OREGON, USA — The Oregon Community Foundation (OCF) is expanding its list of grantees for 2022, again distributing money to organizations around the state that serve the LGBTQ+ community.
"Something that is needed," said Kristina Kindel of OCF.
Over the last year, OCF said 50+ LGBTQ-focused groups received $700,000 in grants. It announced new recipients for 2022 during Pride Month, with several new organizations in more rural and underserved Oregon communities.
"There's a perception ... gay people don't live in rural places or people of color don't live in these rural places," Kindel explained. "And that's just not true at all."
One new group receiving grant funding is Gather Repertory in Newberg, a newly formed community theater organization. Its first production will be an all-inclusive version of the 1930s play "Our Town."
Tensions have been high in Newberg since the school board voted 4-3 last year to ban Black Lives Matter and Pride flags, among other "quasi-political symbols."
"There has been a lot of divisiveness," said Reid Arthur of Gather Repertory and a recent graduate of George Fox University. "We've all been feeling this great sadness and dread over everything that's been going on."

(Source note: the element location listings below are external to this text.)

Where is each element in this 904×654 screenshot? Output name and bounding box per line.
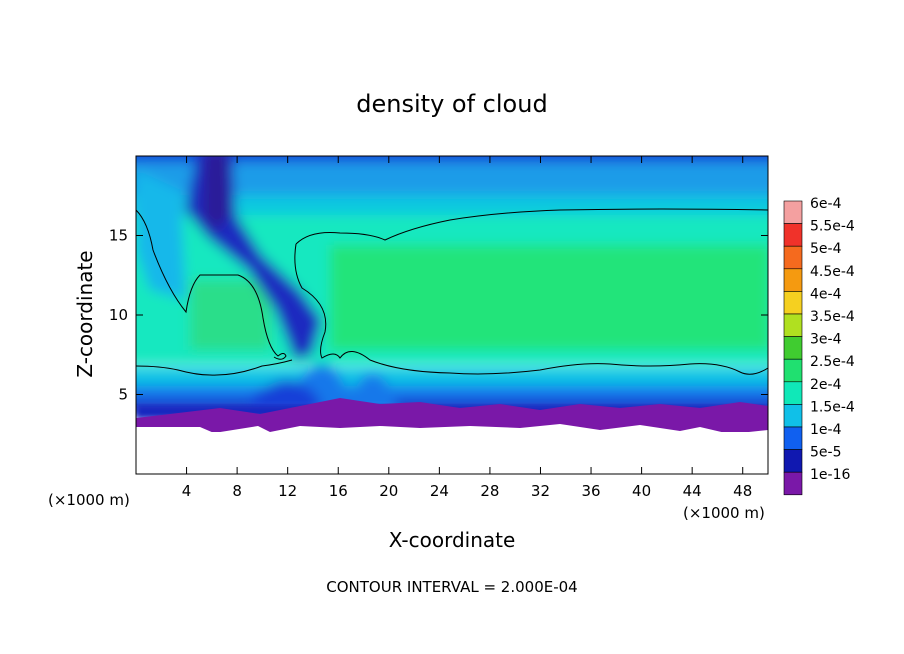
colorbar-label: 3e-4	[810, 332, 842, 348]
y-tick-label: 15	[109, 227, 128, 245]
heatmap-field	[136, 156, 768, 474]
x-tick-label: 44	[683, 482, 702, 500]
colorbar: 6e-4 5.5e-4 5e-4 4.5e-4 4e-4 3.5e-4 3e-4 2.5e-4…	[783, 196, 855, 496]
colorbar-swatch	[783, 471, 803, 496]
x-tick-label: 24	[430, 482, 449, 500]
colorbar-swatch	[783, 200, 803, 224]
colorbar-label: 5e-4	[810, 241, 842, 257]
colorbar-swatch	[783, 358, 803, 383]
colorbar-label: 3.5e-4	[810, 309, 855, 325]
colorbar-label: 1e-4	[810, 422, 842, 438]
colorbar-swatch	[783, 223, 803, 247]
colorbar-label: 2.5e-4	[810, 354, 855, 370]
x-tick-label: 12	[278, 482, 297, 500]
colorbar-swatch	[783, 449, 803, 473]
y-axis-ticks: 5 10 15	[109, 227, 768, 404]
x-tick-label: 36	[581, 482, 600, 500]
x-tick-label: 16	[329, 482, 348, 500]
colorbar-label: 1e-16	[810, 467, 850, 483]
x-tick-label: 4	[182, 482, 192, 500]
colorbar-label: 6e-4	[810, 196, 842, 212]
x-unit-right: (×1000 m)	[683, 504, 765, 522]
x-tick-label: 32	[531, 482, 550, 500]
colorbar-swatch	[783, 404, 803, 428]
contour-interval-note: CONTOUR INTERVAL = 2.000E-04	[326, 578, 577, 596]
x-tick-label: 8	[232, 482, 242, 500]
colorbar-swatch	[783, 245, 803, 270]
colorbar-label: 2e-4	[810, 377, 842, 393]
colorbar-label: 4.5e-4	[810, 264, 855, 280]
x-unit-left: (×1000 m)	[48, 491, 130, 509]
colorbar-swatch	[783, 313, 803, 337]
colorbar-label: 1.5e-4	[810, 399, 855, 415]
colorbar-swatch	[783, 381, 803, 405]
y-axis-label: Z-coordinate	[73, 250, 97, 377]
colorbar-label: 5e-5	[810, 445, 841, 461]
x-tick-label: 40	[632, 482, 651, 500]
x-axis-label: X-coordinate	[389, 528, 516, 552]
x-tick-label: 48	[733, 482, 752, 500]
y-tick-label: 5	[118, 386, 128, 404]
colorbar-swatch	[783, 291, 803, 315]
x-tick-label: 20	[379, 482, 398, 500]
colorbar-label: 5.5e-4	[810, 219, 855, 235]
colorbar-swatch	[783, 426, 803, 450]
x-axis-ticks: 4 8 12 16 20 24 28 32 36 40 44 48	[182, 156, 752, 500]
colorbar-swatch	[783, 268, 803, 292]
colorbar-swatch	[783, 336, 803, 360]
x-tick-label: 28	[480, 482, 499, 500]
colorbar-label: 4e-4	[810, 286, 842, 302]
chart-title: density of cloud	[356, 90, 547, 118]
y-tick-label: 10	[109, 306, 128, 324]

Arthur famously came out during a performance at George Fox in 2019. He said his team's rendition of "Our Town" will send a big community message.
"Reclaiming the narrative," Arthur said. "To make everyone feel included and that this town, regardless of what the school board may say, this is their town as well and all are welcome here."
OCF grants will help the production pay its artists and crew, which is uncommon in community theater. Audiences in late July and early August will also have the option to pay what they want to see the show.
Basic Rights Oregon is another group to receive grant funding.
Executive director Nancy Haque said the group's advocacy is critical right now as politicians and school boards target LGBTQ+ people, particularly transgender and nonbinary youth.
"We're out here fighting for them," Haque said. "If you believe in an individual's rights, then it's people's right to be who they are."
"We're seeing more and more Oregonians recognize the challenges for LGBTQ+ communities, from discrimination in schools to youth experiencing homelessness after coming out to anti-trans [families] and anti-LGBTQ+ legislation proposals across the country," Kindel said. "At the same time, seeing the compassion and solidarity of people standing together to amplify LGBTQ+ voices is heartening."
More than a dozen of organizations are receiving OCF grants, with a full list online.